Barry Downunder, ready to move along now
Monday morning –
OK, the pies were excellent last night for dinner, and I finished up the frozen vegetables. I had another good night’s sleep, and now I have packed everything and had my brekkie, so I’m ready to hit the road, Jack.
No cockatoos this morning, to wake me up, but I heard a cuckoo calling, so I threw on some clothes and went out and looked for it. I found it after about 15 minutes, and it was a Fan-tailed Cuckoo, a species I had seen in the Hawkesbury with Keith. It was good to see it and associate the call with the bird, though. I think I will remember that one now.

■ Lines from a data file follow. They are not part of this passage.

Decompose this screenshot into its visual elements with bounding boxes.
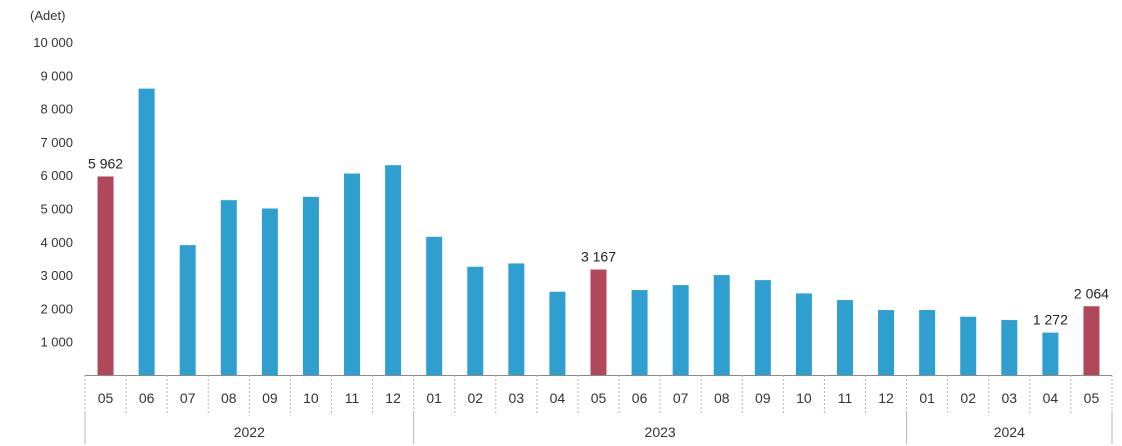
bar: [549, 291, 566, 375]
x-tick-label: 04: [550, 390, 566, 406]
y-axis-ticks: 1 000 2 000 3 000 4 000 5 000 6 000 7 000 8 000…: [33, 35, 73, 350]
bar: [179, 245, 196, 375]
bar: [344, 173, 361, 375]
y-tick-label: 5 000: [40, 202, 73, 217]
bar: [467, 266, 484, 375]
x-tick-label: 11: [345, 390, 360, 406]
x-tick-label: 11: [838, 390, 853, 406]
year-label: 2024: [994, 424, 1025, 440]
x-tick-label: 02: [960, 390, 976, 406]
x-tick-label: 01: [426, 390, 442, 406]
y-tick-label: 2 000: [40, 301, 73, 316]
x-tick-label: 12: [878, 390, 894, 406]
data-label: 1 272: [1033, 312, 1068, 328]
bar-highlighted: [1083, 306, 1100, 375]
x-tick-label: 08: [221, 390, 237, 406]
y-tick-label: 9 000: [40, 68, 73, 83]
data-label: 3 167: [581, 249, 616, 265]
bar: [754, 280, 771, 375]
bar: [1042, 332, 1059, 375]
bar-highlighted: [590, 269, 607, 375]
x-tick-label: 12: [385, 390, 401, 406]
y-tick-label: 7 000: [40, 135, 73, 150]
x-tick-label: 02: [467, 390, 483, 406]
bar: [508, 263, 525, 375]
x-tick-label: 05: [1084, 390, 1100, 406]
bar: [426, 236, 443, 375]
bar: [919, 310, 936, 375]
year-groups: 2022 2023 2024: [84, 413, 1113, 444]
bar: [1001, 320, 1018, 375]
y-tick-label: 1 000: [40, 335, 73, 350]
year-label: 2023: [645, 424, 676, 440]
bar: [261, 208, 278, 375]
bar: [836, 300, 853, 375]
y-axis-unit-label: (Adet): [30, 8, 65, 23]
x-tick-label: 07: [180, 390, 196, 406]
x-tick-label: 06: [139, 390, 155, 406]
x-tick-label: 03: [1002, 390, 1018, 406]
bar: [385, 165, 402, 375]
bar: [631, 290, 648, 375]
y-tick-label: 8 000: [40, 102, 73, 117]
bar: [795, 293, 812, 375]
bar: [672, 285, 689, 375]
x-tick-label: 04: [1043, 390, 1059, 406]
bars: [97, 88, 1100, 376]
bar: [960, 316, 977, 375]
bar: [220, 200, 237, 375]
x-tick-label: 10: [303, 390, 319, 406]
y-tick-label: 3 000: [40, 268, 73, 283]
bar-highlighted: [97, 176, 114, 375]
data-labels: 5 962 3 167 1 272 2 064: [88, 155, 1109, 327]
y-tick-label: 10 000: [33, 35, 73, 50]
x-tick-label: 08: [714, 390, 730, 406]
x-tick-label: 09: [262, 390, 278, 406]
data-label: 5 962: [88, 155, 123, 171]
x-tick-label: 01: [919, 390, 935, 406]
bar: [302, 196, 319, 375]
x-tick-label: 03: [509, 390, 525, 406]
bar: [138, 88, 155, 376]
bar: [713, 275, 730, 375]
bar: [878, 310, 895, 375]
y-tick-label: 4 000: [40, 235, 73, 250]
x-tick-label: 10: [796, 390, 812, 406]
x-tick-label: 07: [673, 390, 689, 406]
x-tick-label: 06: [632, 390, 648, 406]
x-axis: 05 06 07 08 09 10 11 12 01 02 03 04 05 06 07 08 09 10 11 12…: [84, 375, 1113, 413]
x-tick-label: 05: [591, 390, 607, 406]
data-label: 2 064: [1074, 285, 1109, 301]
x-tick-label: 09: [755, 390, 771, 406]
year-label: 2022: [234, 424, 265, 440]
y-tick-label: 6 000: [40, 168, 73, 183]
x-tick-label: 05: [98, 390, 114, 406]
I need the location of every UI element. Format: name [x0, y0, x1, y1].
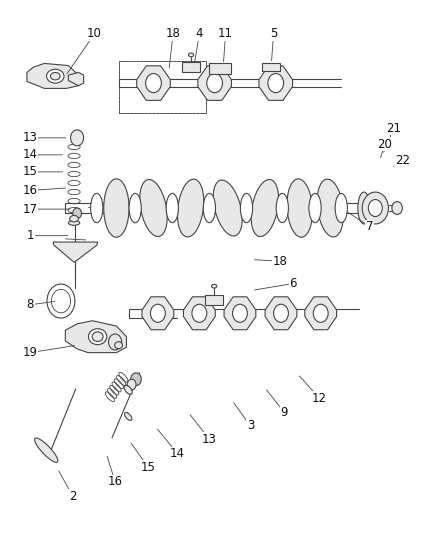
Text: 16: 16 — [108, 475, 123, 488]
Polygon shape — [224, 297, 256, 330]
Ellipse shape — [46, 69, 64, 83]
Ellipse shape — [91, 193, 103, 223]
Text: 5: 5 — [270, 27, 277, 40]
Ellipse shape — [35, 438, 58, 463]
Ellipse shape — [287, 179, 313, 237]
Polygon shape — [259, 66, 293, 100]
Circle shape — [274, 304, 288, 322]
Ellipse shape — [70, 215, 78, 222]
Ellipse shape — [124, 413, 132, 421]
Text: 16: 16 — [23, 184, 38, 197]
Ellipse shape — [203, 193, 215, 223]
Text: 9: 9 — [281, 406, 288, 419]
Polygon shape — [305, 297, 337, 330]
Text: 14: 14 — [23, 148, 38, 161]
Ellipse shape — [276, 193, 288, 223]
Circle shape — [313, 304, 328, 322]
Text: 17: 17 — [23, 203, 38, 215]
Text: 12: 12 — [312, 392, 327, 405]
Text: 13: 13 — [202, 433, 217, 446]
Circle shape — [268, 74, 284, 93]
Ellipse shape — [317, 179, 343, 237]
Text: 20: 20 — [378, 138, 392, 151]
Bar — [209, 63, 231, 74]
Text: 19: 19 — [23, 346, 38, 359]
Polygon shape — [142, 297, 174, 330]
Polygon shape — [137, 66, 170, 100]
Ellipse shape — [212, 284, 217, 288]
Bar — [205, 295, 223, 305]
Circle shape — [150, 304, 165, 322]
Ellipse shape — [104, 179, 129, 237]
Polygon shape — [198, 66, 231, 100]
Ellipse shape — [115, 342, 123, 349]
Text: 1: 1 — [27, 229, 34, 242]
Circle shape — [233, 304, 247, 322]
Circle shape — [73, 208, 81, 219]
Ellipse shape — [251, 180, 279, 237]
Circle shape — [392, 201, 403, 214]
Ellipse shape — [309, 193, 321, 223]
Text: 3: 3 — [247, 419, 254, 432]
Text: 13: 13 — [23, 131, 38, 144]
Ellipse shape — [129, 193, 141, 223]
Circle shape — [131, 373, 141, 385]
Text: 10: 10 — [87, 27, 102, 40]
Polygon shape — [53, 242, 98, 262]
Ellipse shape — [358, 192, 370, 224]
Text: 11: 11 — [218, 27, 233, 40]
Polygon shape — [27, 63, 78, 88]
Text: 15: 15 — [141, 461, 155, 474]
Ellipse shape — [50, 72, 60, 80]
Circle shape — [146, 74, 161, 93]
Text: 18: 18 — [166, 27, 180, 40]
Circle shape — [368, 199, 382, 216]
Polygon shape — [65, 321, 127, 353]
Ellipse shape — [124, 385, 132, 394]
Text: 21: 21 — [386, 122, 401, 135]
Ellipse shape — [68, 221, 80, 225]
Text: 8: 8 — [27, 298, 34, 311]
Ellipse shape — [335, 193, 347, 223]
Circle shape — [71, 130, 84, 146]
Ellipse shape — [177, 179, 204, 237]
Polygon shape — [265, 297, 297, 330]
Circle shape — [362, 192, 389, 224]
Circle shape — [109, 334, 122, 350]
Text: 14: 14 — [170, 447, 185, 460]
Bar — [182, 62, 200, 72]
Text: 15: 15 — [23, 165, 38, 179]
Text: 7: 7 — [366, 220, 373, 233]
Circle shape — [127, 379, 136, 390]
Bar — [119, 61, 206, 114]
Bar — [262, 63, 280, 71]
Circle shape — [207, 74, 223, 93]
Ellipse shape — [140, 180, 167, 237]
Ellipse shape — [213, 180, 242, 236]
Polygon shape — [68, 72, 84, 86]
Ellipse shape — [92, 332, 103, 342]
Ellipse shape — [240, 193, 253, 223]
Text: 22: 22 — [395, 154, 410, 167]
Circle shape — [192, 304, 207, 322]
Text: 4: 4 — [196, 27, 203, 40]
Polygon shape — [184, 297, 215, 330]
Bar — [119, 61, 206, 114]
Ellipse shape — [188, 53, 194, 57]
Text: 18: 18 — [273, 255, 288, 268]
Text: 6: 6 — [290, 277, 297, 290]
Ellipse shape — [166, 193, 178, 223]
Ellipse shape — [88, 329, 107, 345]
Text: 2: 2 — [69, 490, 77, 503]
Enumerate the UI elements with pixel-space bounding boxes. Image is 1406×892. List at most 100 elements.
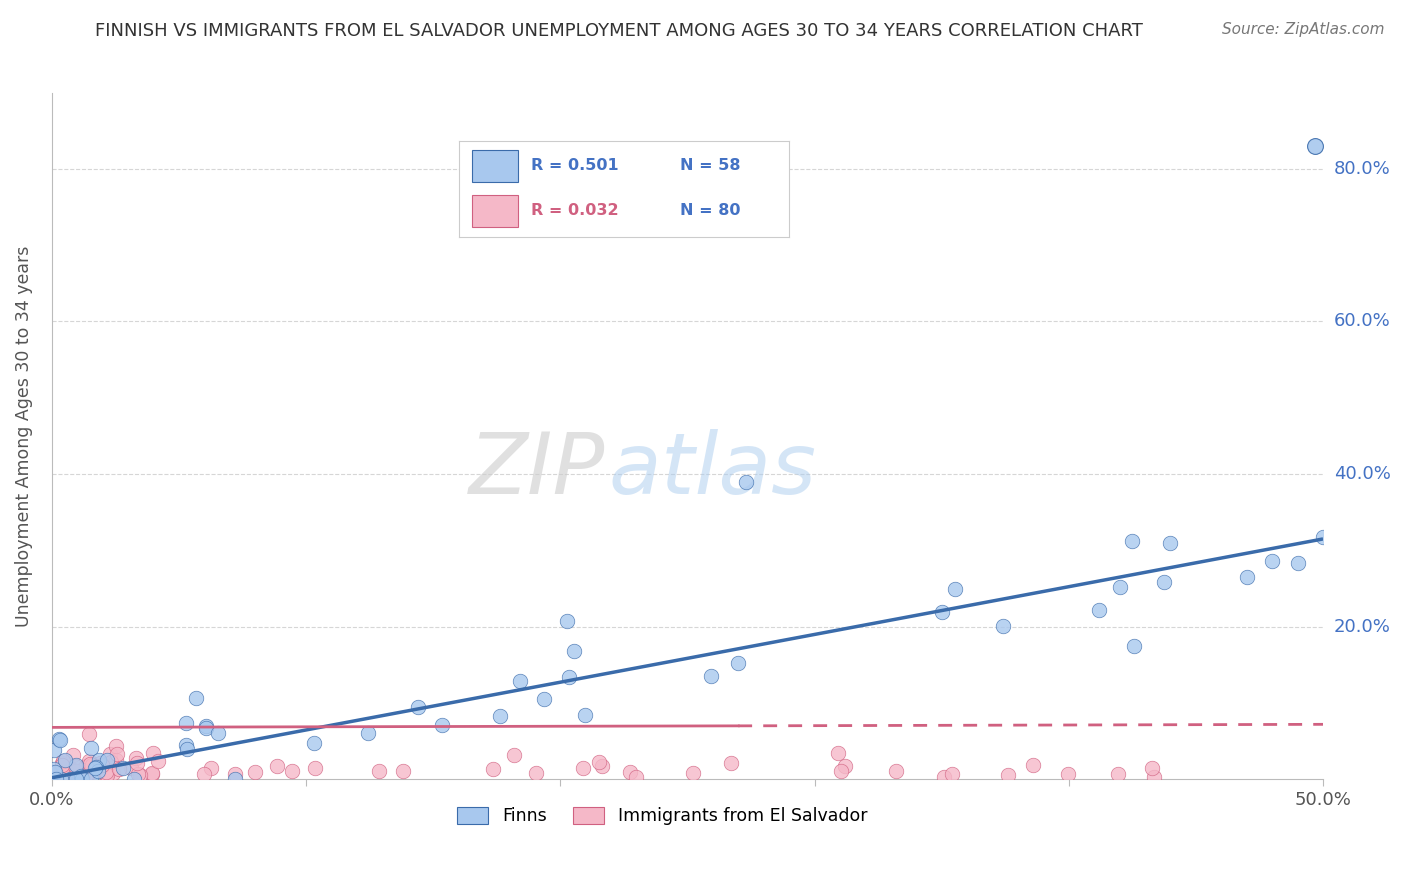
Point (281, 764, 304, 779)
Point (87, 753, 110, 767)
Point (70, 769, 93, 783)
Point (391, 764, 413, 778)
Point (100, 755, 122, 769)
Point (124, 772, 146, 786)
Text: FINNISH VS IMMIGRANTS FROM EL SALVADOR UNEMPLOYMENT AMONG AGES 30 TO 34 YEARS CO: FINNISH VS IMMIGRANTS FROM EL SALVADOR U… (94, 22, 1143, 40)
Point (91, 758, 114, 772)
Point (44, 743, 66, 757)
Point (943, 582, 966, 597)
Point (834, 759, 856, 773)
Point (79, 757, 101, 772)
Point (700, 669, 723, 683)
Point (98, 747, 121, 761)
Point (79, 766, 101, 780)
Point (1107, 767, 1129, 781)
Point (124, 751, 146, 765)
Point (53, 753, 76, 767)
Point (224, 772, 246, 786)
Point (89, 763, 111, 777)
Point (1108, 580, 1130, 594)
Point (572, 761, 595, 775)
Point (77, 727, 100, 741)
Point (70, 772, 93, 786)
Point (1140, 761, 1163, 775)
Point (128, 768, 150, 782)
Text: ZIP: ZIP (468, 429, 605, 512)
Point (60, 764, 83, 778)
Text: 80.0%: 80.0% (1334, 160, 1391, 178)
Point (52, 754, 75, 768)
Point (562, 644, 585, 658)
Point (105, 753, 128, 767)
Point (63, 758, 86, 772)
Point (932, 770, 955, 784)
Point (720, 756, 742, 770)
Point (997, 768, 1019, 782)
Point (682, 765, 704, 780)
Point (62, 764, 84, 778)
Point (141, 766, 163, 780)
Point (51, 757, 73, 772)
Point (1236, 570, 1258, 584)
Point (357, 726, 380, 740)
Point (558, 670, 581, 684)
Point (1143, 770, 1166, 784)
Point (89, 756, 111, 770)
Point (42, 772, 65, 786)
Point (146, 754, 169, 768)
Point (59, 772, 82, 786)
Point (42, 762, 65, 776)
Point (1159, 535, 1181, 549)
Point (59, 764, 82, 779)
Point (406, 699, 429, 714)
Point (432, 718, 454, 732)
Point (90, 759, 112, 773)
Point (266, 759, 288, 773)
Point (125, 756, 148, 770)
Point (48, 731, 70, 746)
Point (51, 772, 73, 786)
Point (80, 772, 103, 786)
Point (120, 761, 142, 775)
Point (105, 747, 128, 762)
Point (96, 753, 118, 767)
Point (503, 747, 526, 762)
Point (489, 709, 512, 723)
Point (734, 475, 756, 489)
Point (557, 615, 579, 629)
Point (65, 757, 87, 772)
Point (84, 760, 107, 774)
Point (524, 766, 547, 780)
Point (1022, 758, 1045, 772)
Point (127, 767, 149, 781)
Point (830, 764, 852, 778)
Text: atlas: atlas (609, 429, 817, 512)
Point (72, 767, 94, 781)
Point (96, 767, 118, 781)
Point (1312, 530, 1334, 544)
Point (1153, 575, 1175, 590)
Y-axis label: Unemployment Among Ages 30 to 34 years: Unemployment Among Ages 30 to 34 years (15, 245, 32, 626)
Point (58, 757, 80, 772)
Point (80, 741, 103, 756)
Point (62, 747, 84, 762)
Point (193, 767, 215, 781)
Point (1305, 139, 1327, 153)
Point (591, 759, 613, 773)
Point (184, 691, 207, 706)
Point (65, 764, 87, 779)
Point (87, 764, 110, 778)
Point (44, 764, 66, 779)
Point (141, 765, 163, 780)
Point (224, 766, 246, 780)
Point (509, 673, 531, 688)
Point (1121, 533, 1143, 548)
Point (533, 691, 555, 706)
Point (75, 758, 97, 772)
Point (51, 765, 73, 780)
Point (624, 770, 647, 784)
Point (176, 741, 198, 756)
Point (1261, 553, 1284, 567)
Point (108, 762, 131, 776)
Point (1286, 556, 1309, 570)
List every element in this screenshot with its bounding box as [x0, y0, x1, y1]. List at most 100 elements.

Off to Pemberton now, to a B&B, assuming they know I’m coming. I looked at my emails, and I don’t see a confirmation email from them, after I said I would take the room. That reminds me of Kalbarri, where they had no record of my booking. Will history repeat itself? I’ll try to get there early, so if they don’t have a room for me, I can find something else. Only about 2 to 3 hours of driving today, so I can take it easy.